The wind rumbles like a monster’s purr. Breathy whistles hiss through neighbours’ masts. Now and then I hear a helicopter, an old man singing through his dentures and a baritone chipmunk, none of which are there. Gwen jerks a little, tugging on those few ropes that hold us to our pontoon, and it feels like it’s black everywhere but in this cosy, coal warmed and LED lit saloon. The powers that be have called this storm Frank, but Frank isn’t going to bother me tonight. I’m putting on a trashy movie. Pardon me.

I am alone on the boat, and let’s not pretend for a minute that I’m not loving this bit of solitude while Rich completes his Christmas tour with a fishing, drinking and camping spree. For five days, I’m king, and I decree that the fire shall be too hot, the kitchen unkempt and the sofa covered in notebooks and paint and musical instruments. We had a lovely Christmas, but I had to return from his family visit early to go to work, so every spare moment is bliss.

It’s been two months again since I last wrote, but it feels like there’s little to write when we’re static, both saving up for our big adventure next year and not really doing a lot to the boat. The main change in our lives has been Richard’s arm, which was opened up and relieved of two ten year old metal plates a fortnight ago. He’s not allowed to work for six to twelve weeks after the surgery, but, you know, fishing and hammock camping in Shropshire is all fine (Frank is ruling out the latter, I fear). With him out of action and me hopping nimbly through the usual variety of low paid jobs our aim of having enough to leave for a summer of sail in May seems in peril, but we persevere with hope. Rich has started on the upholstery, and will soon turn to making his and hers dinghies when his arm’s a little stronger. I’m getting scheduled for temp work when the Canteen shuts for a month, and have applied for medical trials to try and earn a quick buck.

The last two months have been warmish but windy, and not always easy. Rich exhausted himself with work and was grumpy and tired in rare spare moments, while I taught, waited tables and designed and felt undervalued when it didn’t seem like enough. The Artist’s Way has bolstered my inspiration to create and I’ve been writing, drawing and painting, and feeling good about myself, and I don’t want to give that up just to slog away at something that doesn’t make my heart sing – but there’re only so many hours in a week and a lot of money left to make. I am prone to twisting myself up with analysis of the delicate compromises of independence, frivolity and direction that come with cohabiting in a floating bunker, but we always end up talking it through, and in the end we support each other. I’ve got fat, Rich has got hacked up, and Gwen has simply endured. As she has done consistently since we left the shed, she outperforms us both.


Sunset on the Millbrook mud on my regular walk home from work.

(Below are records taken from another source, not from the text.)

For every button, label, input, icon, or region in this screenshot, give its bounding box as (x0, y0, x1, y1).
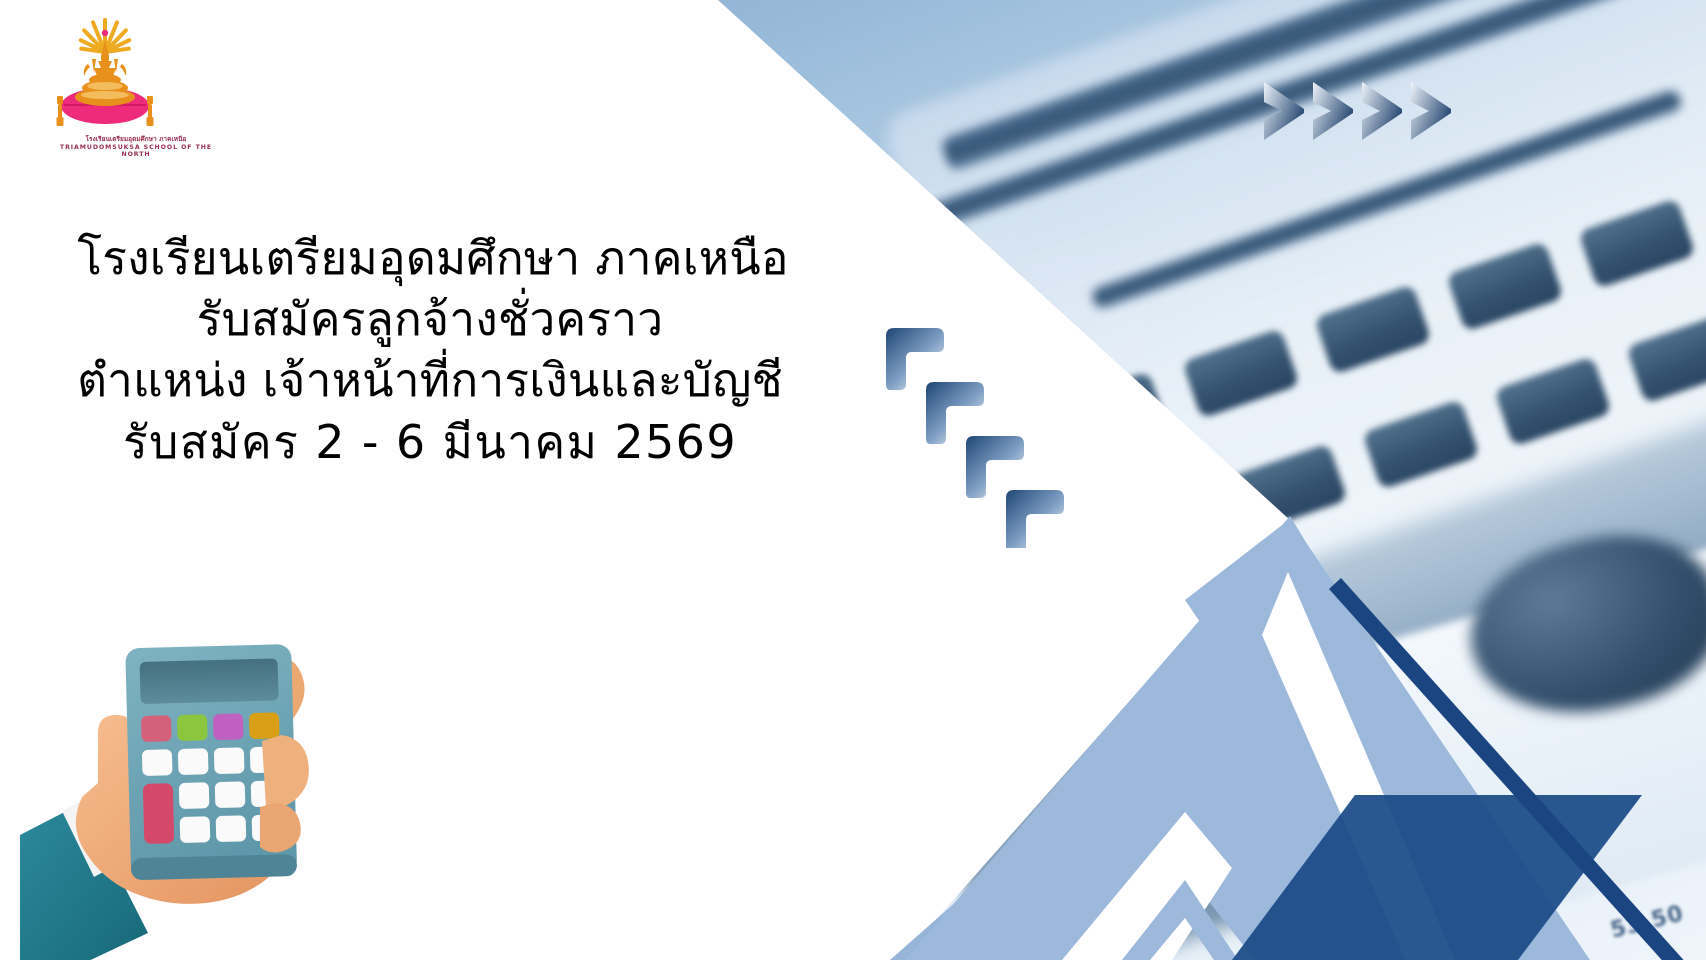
chevron-right-icon (1360, 80, 1404, 142)
calculator-key-white (178, 748, 209, 775)
headline-line-1: โรงเรียนเตรียมอุดมศึกษา ภาคเหนือ (6, 228, 860, 289)
calculator-key (1098, 486, 1216, 577)
corner-chevron-cascade (868, 318, 1088, 548)
fingers (262, 735, 309, 808)
chevron-right-icon (1262, 80, 1306, 142)
calculator-key-white (142, 749, 173, 776)
chevron-right-icon (1311, 80, 1355, 142)
calculator-key-white (215, 781, 246, 808)
logo-english-caption: TRIAMUDOMSUKSA SCHOOL OF THE NORTH (46, 144, 226, 158)
hand-holding-calculator-illustration (20, 535, 350, 960)
logo-caption: โรงเรียนเตรียมอุดมศึกษา ภาคเหนือ TRIAMUD… (46, 136, 226, 159)
headline-block: โรงเรียนเตรียมอุดมศึกษา ภาคเหนือ รับสมัค… (0, 228, 860, 473)
calculator-key-white (216, 815, 247, 842)
calculator-key-purple (213, 713, 244, 740)
calculator-key-gold (249, 712, 280, 739)
calculator-key-white (180, 816, 211, 843)
school-logo: โรงเรียนเตรียมอุดมศึกษา ภาคเหนือ TRIAMUD… (30, 10, 180, 160)
logo-thai-caption: โรงเรียนเตรียมอุดมศึกษา ภาคเหนือ (46, 136, 226, 143)
headline-line-3: ตำแหน่ง เจ้าหน้าที่การเงินและบัญชี (0, 350, 860, 411)
poster-canvas: 53.50 (0, 0, 1706, 960)
calculator-key-green (177, 714, 208, 741)
calculator-key-white (179, 782, 210, 809)
calculator-key-pink (141, 715, 172, 742)
calculator-body-edge (131, 854, 298, 880)
chevron-right-icon (1409, 80, 1453, 142)
headline-line-2: รับสมัครลูกจ้างชั่วคราว (0, 289, 860, 350)
headline-line-4: รับสมัคร 2 - 6 มีนาคม 2569 (0, 412, 860, 473)
top-right-chevron-group (1262, 80, 1453, 142)
calculator-key-accent (143, 783, 175, 844)
calculator-key-white (214, 747, 245, 774)
calculator-screen (140, 658, 279, 704)
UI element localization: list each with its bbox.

Next, it gets busy. We’re going to write a new list of “to do” and “to buy” on the Chard’s return, and there are some big’uns waiting to be filled in there. Not to mention small, annoying matters like paperwork, making backups of things and fixing small domestic bothers. We need to try and remember all the things we said we were going to change on the rig while we were sailing months ago – try some winches out, fit the self steering, make something to tie on to for safety, and the rest. I’m going to try and fit my creative capers in between, and I’m going to start running again. Carrying around this winter gut feels like unnecessary hard work in itself.

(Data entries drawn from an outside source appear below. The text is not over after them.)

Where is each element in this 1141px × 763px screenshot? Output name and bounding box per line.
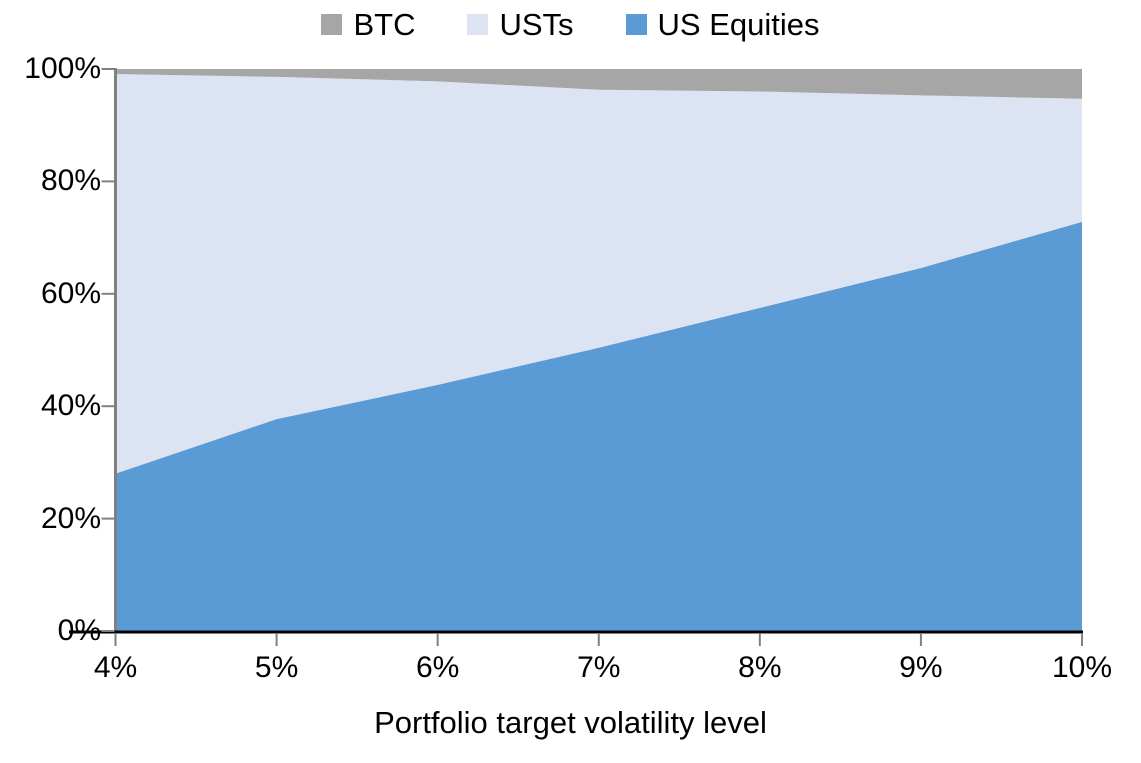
x-axis: 4%5%6%7%8%9%10%	[0, 0, 1141, 763]
x-tick-label: 6%	[416, 653, 459, 683]
x-tick-label: 5%	[255, 653, 298, 683]
x-tick-label: 4%	[94, 653, 137, 683]
x-tick-label: 9%	[899, 653, 942, 683]
stacked-area-chart: BTC USTs US Equities 0%20%40%60%80%100% …	[0, 0, 1141, 763]
x-tick-label: 10%	[1052, 653, 1112, 683]
x-axis-title: Portfolio target volatility level	[0, 706, 1141, 740]
x-tick-label: 7%	[577, 653, 620, 683]
x-tick-label: 8%	[738, 653, 781, 683]
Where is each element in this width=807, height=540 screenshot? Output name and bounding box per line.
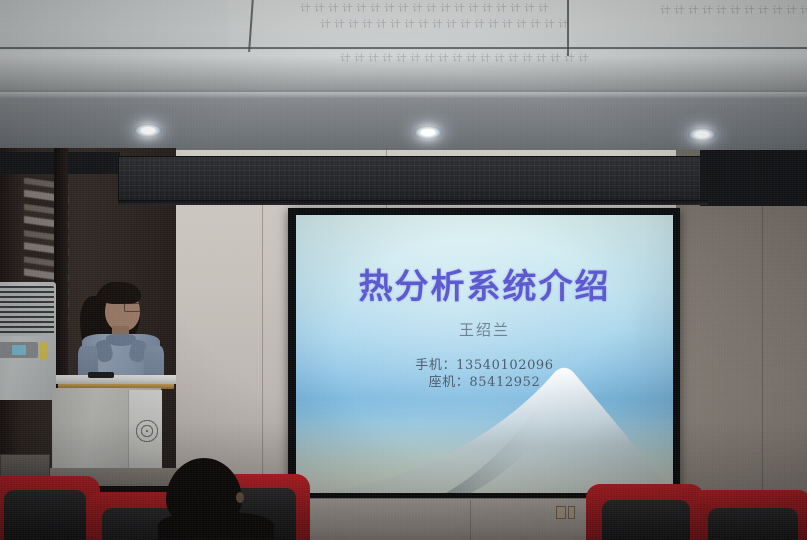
right-wall-seam — [762, 190, 763, 490]
ceiling-panel-left — [0, 0, 230, 54]
ceiling-grid-vertical-right — [567, 0, 569, 56]
air-conditioner-display — [12, 345, 26, 355]
air-conditioner-control-panel[interactable] — [0, 342, 38, 358]
wall-below-screen-seam — [470, 500, 471, 540]
downlight-center-icon — [414, 126, 442, 139]
seat-row-second-1[interactable] — [0, 476, 100, 540]
audience-member-ear — [236, 492, 244, 503]
right-wall — [676, 150, 807, 540]
wall-power-outlet[interactable] — [556, 506, 566, 519]
slide-author: 王绍兰 — [296, 319, 673, 340]
downlight-right-icon — [688, 128, 716, 141]
valance-beam-shadow — [118, 200, 708, 205]
ceiling-grid-horizontal — [0, 47, 807, 49]
air-conditioner-badge — [40, 342, 47, 360]
presenter-eyeglasses — [124, 303, 141, 312]
seat-row-front-2[interactable] — [586, 484, 704, 540]
valance-beam-right — [700, 150, 807, 206]
desk-microphone[interactable] — [88, 372, 114, 378]
presenter-hair-top — [101, 282, 141, 304]
screen-vignette — [296, 215, 673, 493]
scene-root: 计计计计计计计计计计计计计计计计计计 计计计计计计计计计计计计计计计计计计 计计… — [0, 0, 807, 540]
ceiling-pattern-row-4: 计计计计计计计计计计计计计计计计计计 — [660, 5, 807, 19]
podium-speaker-grille — [134, 418, 160, 444]
podium-ledge — [56, 375, 176, 384]
ceiling: 计计计计计计计计计计计计计计计计计计 计计计计计计计计计计计计计计计计计计 计计… — [0, 0, 807, 98]
slide-contact-mobile: 手机：13540102096 — [296, 357, 673, 374]
downlight-left-icon — [134, 124, 162, 137]
back-wall-seam-2 — [262, 190, 263, 490]
wall-power-outlet-secondary[interactable] — [568, 506, 575, 519]
valance-beam-face — [118, 156, 708, 202]
air-conditioner[interactable] — [0, 282, 56, 400]
screen-glow — [296, 215, 673, 493]
air-conditioner-louvers — [0, 286, 54, 336]
ceiling-pattern-row-2: 计计计计计计计计计计计计计计计计计计 — [320, 19, 650, 33]
ceiling-pattern-row-1: 计计计计计计计计计计计计计计计计计计 — [300, 3, 630, 17]
slide-contact-landline: 座机：85412952 — [296, 374, 673, 391]
seat-row-front-3[interactable] — [690, 490, 807, 540]
projection-screen[interactable]: 热分析系统介绍 王绍兰 手机：13540102096 座机：85412952 — [296, 215, 673, 493]
soffit-edge — [0, 92, 807, 98]
slide-title: 热分析系统介绍 — [296, 259, 673, 308]
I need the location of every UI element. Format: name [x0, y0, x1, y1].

There’s a lot I could tell you about – how disconnected I feel from the norm after spending time with normal people this Christmas. How much I enjoyed visiting London to see old friends and new Star Wars. The joy of seeing Rich alive, well and drugged up in hospital and learning that he was in trouble with the nurses for screaming “motherfucker” as his anaesthetic wore off. But it sounds like Frank has now invited hail to join his strange sonic party, and I really need to turn this movie up. Until next time.



2 thoughts on “Tidings

  1. Emily says:

    This is beautiful. It gives a glimpse into your soul and all its complexities. You’ve captured the essence of a moment, or a series of moments, something all of us writers long to do. I feel like you’re like me, in a sense, my parents never stop wondering when I’ll “get a real job and join society.” FUCK REAL JOBS! The shitty one’s suck, too, but at least we are always free to leave a shitty job, or to work a shitty job for three months and take off for six. PS- I’m waiting tables, too! And writing freelance for this newspaper and the editor always changes my words. If I didn;t need a buck I wouldn’t write for them any longer.